The attraction point that car companies are offering is lower upfront investment. For Maruti’s popular model Vitara Brezza in Gurugram, monthly subscription varies from Rs 23,636 to Rs 27,611, whereas the on-road price is around Rs 9.65 lakh.

However, dealers and experts who have been advising customers on the subscription model say that unless a person is passionate about driving a new car every two years, the additional cost of leasing makes it a costly proposition.

“Car leasing or subscription is an expensive proposition now,” said a Delhi-based showroom owner who has been addressing customer queries on the model.

He said for a four-year subscription period, the cost of leasing would increase vis-à-vis ownership, keeping in mind resale value, or switching to cab aggregators like Ola and Uber.

A second dealer said a customer needed to pay the first year’s insurance and the first month’s rent. After one year, the monthly rental is reduced. However, during the lease tenure, you need to pay insurance costs to the car-manufacturing company every year since they renew the policy for you.

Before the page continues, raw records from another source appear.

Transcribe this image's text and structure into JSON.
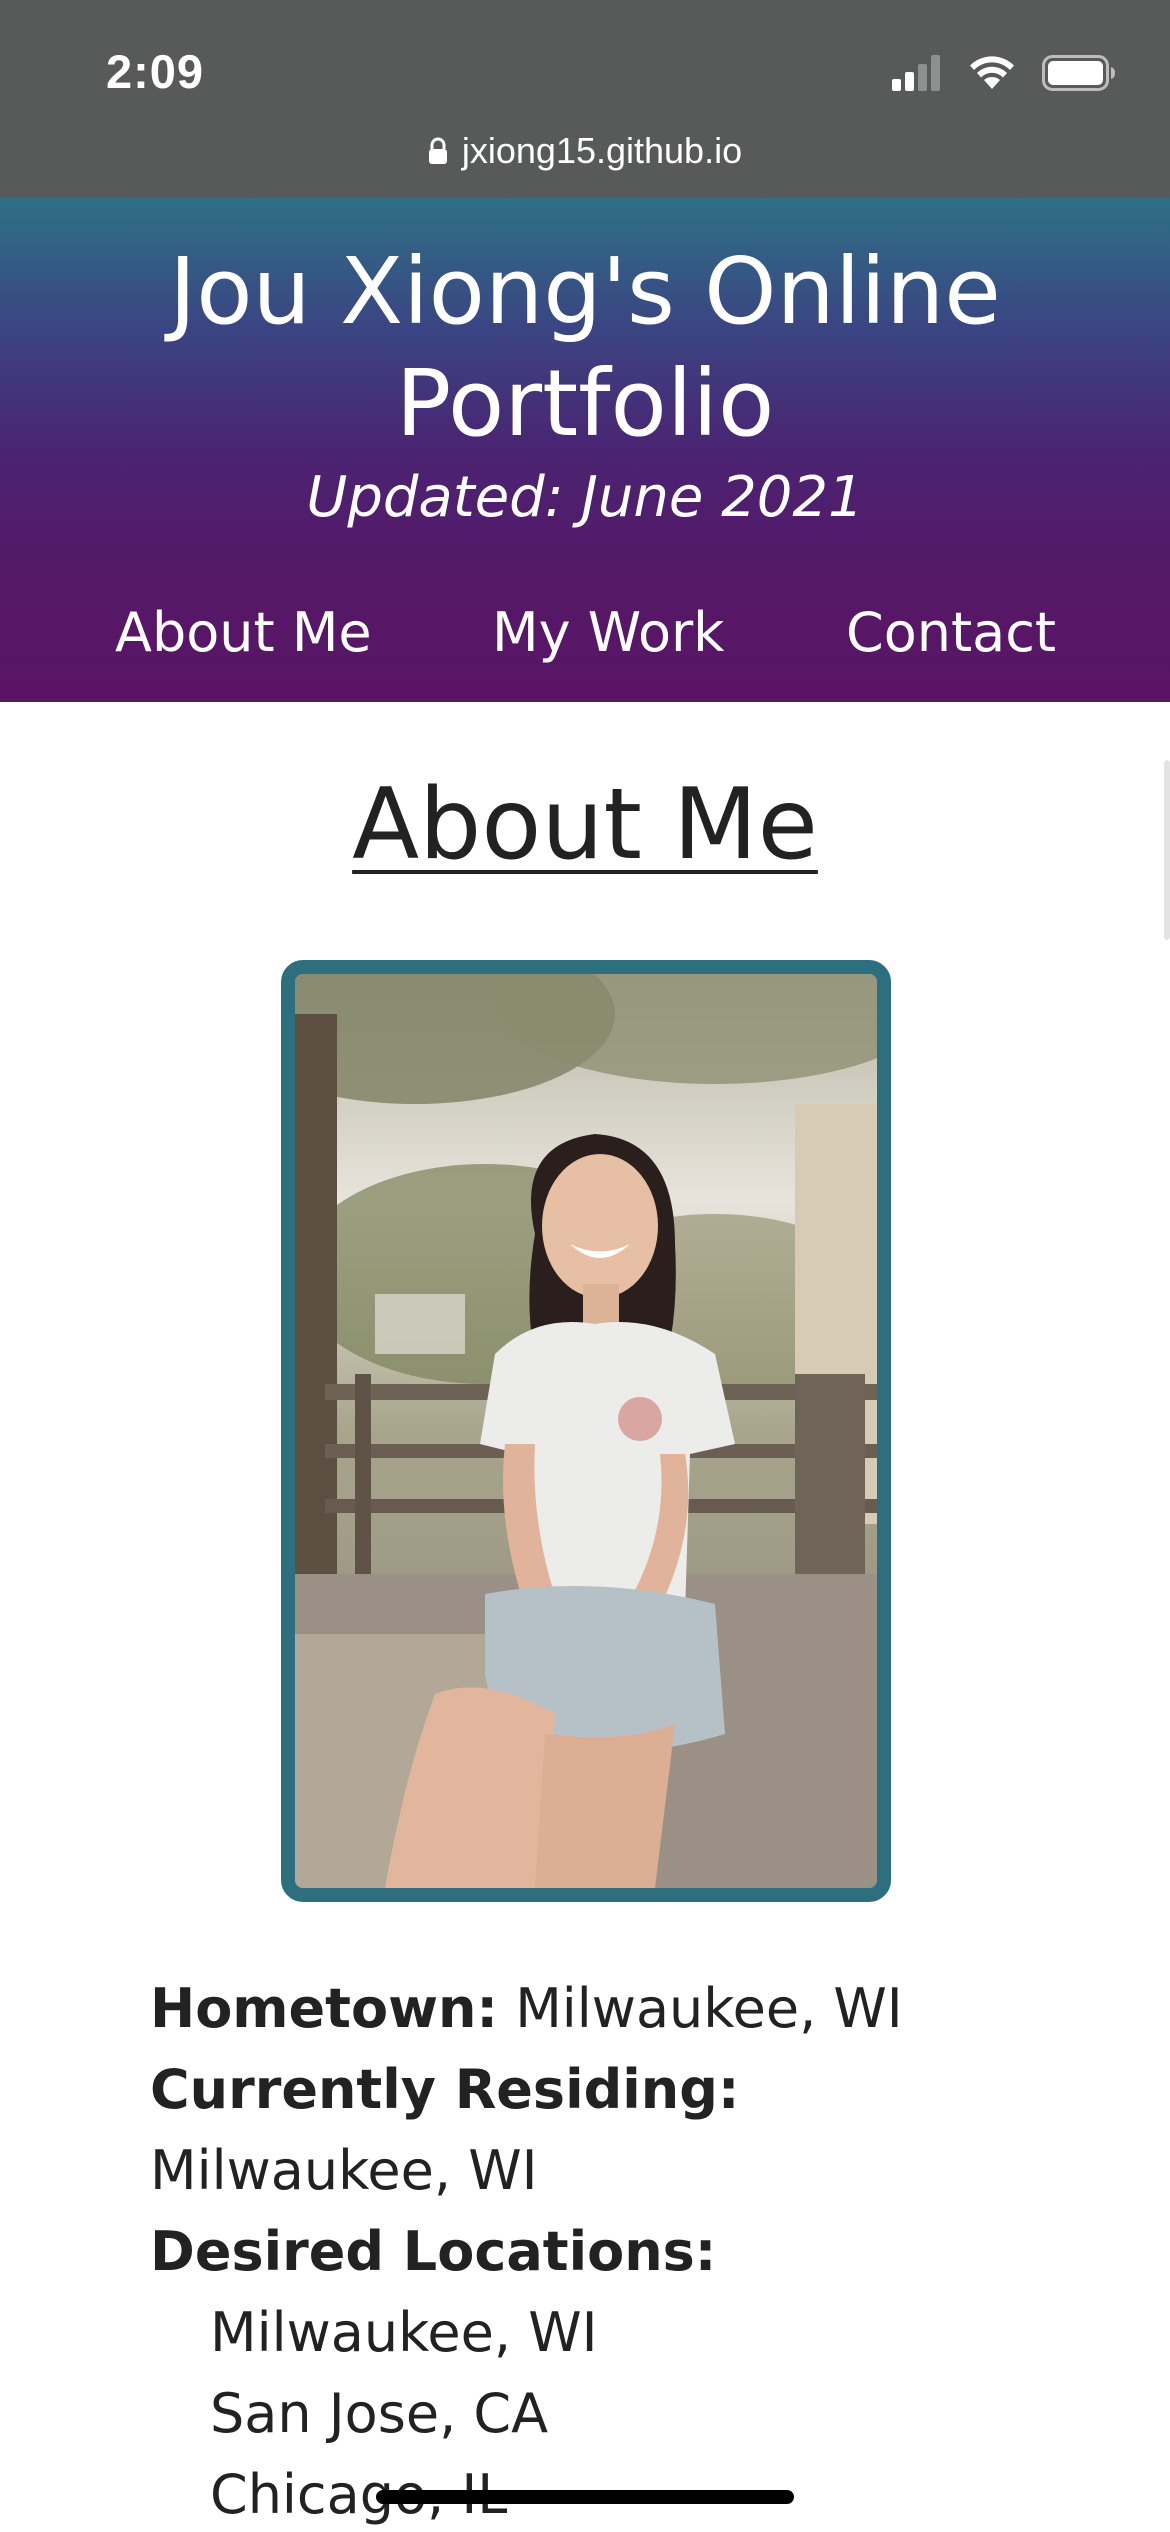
{
  "status_bar": {
    "time": "2:09"
  },
  "browser": {
    "url": "jxiong15.github.io"
  },
  "header": {
    "title": "Jou Xiong's Online Portfolio",
    "updated": "Updated: June 2021",
    "nav": [
      {
        "label": "About Me"
      },
      {
        "label": "My Work"
      },
      {
        "label": "Contact"
      }
    ]
  },
  "about": {
    "heading": "About Me",
    "hometown_label": "Hometown:",
    "hometown_value": "Milwaukee, WI",
    "residing_label": "Currently Residing:",
    "residing_value": "Milwaukee, WI",
    "desired_label": "Desired Locations:",
    "desired_locations": [
      "Milwaukee, WI",
      "San Jose, CA",
      "Chicago, IL"
    ]
  },
  "icons": {
    "signal": "cellular-signal-icon",
    "wifi": "wifi-icon",
    "battery": "battery-icon",
    "lock": "lock-icon"
  },
  "colors": {
    "frame_border": "#2e6f7f",
    "header_top": "#2e7084",
    "header_bottom": "#5a1466",
    "browser_bar": "#575a58"
  }
}
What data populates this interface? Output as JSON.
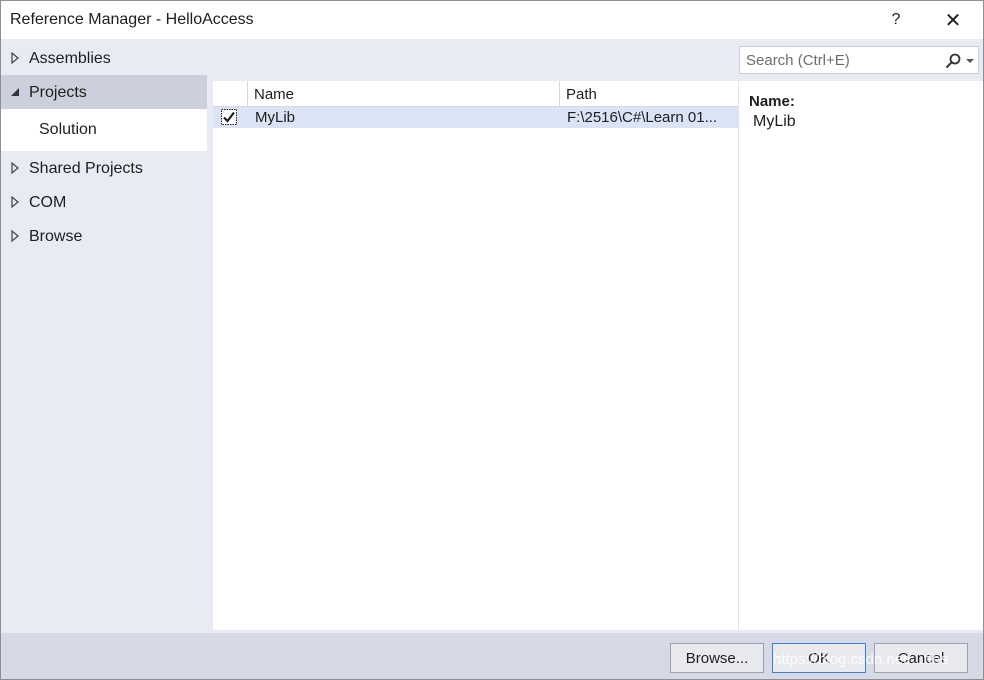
{
  "window": {
    "title": "Reference Manager - HelloAccess",
    "help_glyph": "?",
    "close_glyph": "✕"
  },
  "nav": {
    "items": [
      {
        "label": "Assemblies",
        "expanded": false
      },
      {
        "label": "Projects",
        "expanded": true,
        "selected": true
      },
      {
        "label": "Shared Projects",
        "expanded": false
      },
      {
        "label": "COM",
        "expanded": false
      },
      {
        "label": "Browse",
        "expanded": false
      }
    ],
    "sub_item": {
      "label": "Solution"
    }
  },
  "search": {
    "placeholder": "Search (Ctrl+E)",
    "icon": "search-icon"
  },
  "list": {
    "columns": [
      "Name",
      "Path"
    ],
    "rows": [
      {
        "checked": true,
        "name": "MyLib",
        "path": "F:\\2516\\C#\\Learn 01..."
      }
    ]
  },
  "details": {
    "name_label": "Name:",
    "name_value": "MyLib"
  },
  "buttons": {
    "browse": "Browse...",
    "ok": "OK",
    "cancel": "Cancel"
  },
  "watermark": "https://blog.csdn.net/...tfos",
  "colors": {
    "selected_nav": "#ccd0dc",
    "selected_row": "#dbe3f6",
    "dialog_bg": "#e8ebf4",
    "default_button_border": "#3c7fd8"
  }
}
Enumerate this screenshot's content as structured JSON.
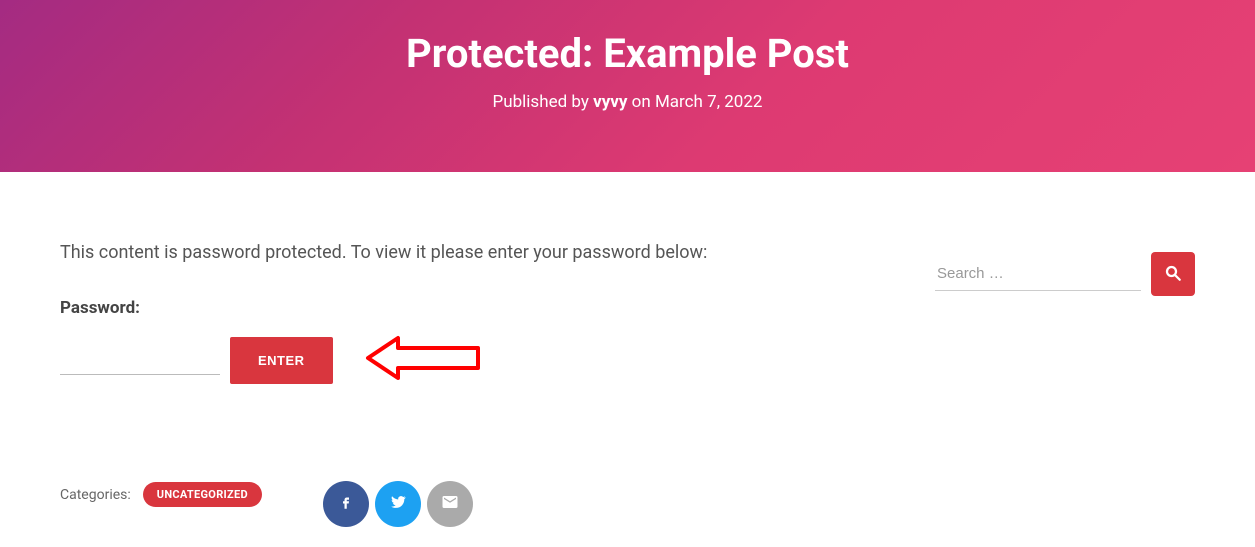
{
  "hero": {
    "title": "Protected: Example Post",
    "published_prefix": "Published by ",
    "author": "vyvy",
    "published_suffix": " on March 7, 2022"
  },
  "content": {
    "intro": "This content is password protected. To view it please enter your password below:",
    "password_label": "Password:",
    "enter_label": "ENTER"
  },
  "categories": {
    "label": "Categories:",
    "items": [
      "UNCATEGORIZED"
    ]
  },
  "sidebar": {
    "search_placeholder": "Search …"
  },
  "icons": {
    "search": "search-icon",
    "facebook": "facebook-icon",
    "twitter": "twitter-icon",
    "email": "email-icon",
    "arrow": "arrow-annotation"
  },
  "colors": {
    "accent": "#d9363e",
    "hero_start": "#a42b82",
    "hero_end": "#e64174",
    "facebook": "#3b5998",
    "twitter": "#1da1f2",
    "mail": "#aaaaaa"
  }
}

“There is also a lock-in period which comes in such leasing arrangements. The lower the duration of leasing, the higher the cost of lease. It is suitable for people who frequently change cities,” he said.

A Hyundai customer has to give the commitment to take the car on lease for at least 12 months. In case the customer returns the car before completing the lock-in period, the company charges a penalty of Rs 20,000.

Company executives say it is challenging for traditional car companies to shift to a different business model.

“Most companies don’t have the pricing, billing, monitoring, revenue management, and other monetisation systems to support these complex selling models,” said an executive of a four-wheeler company.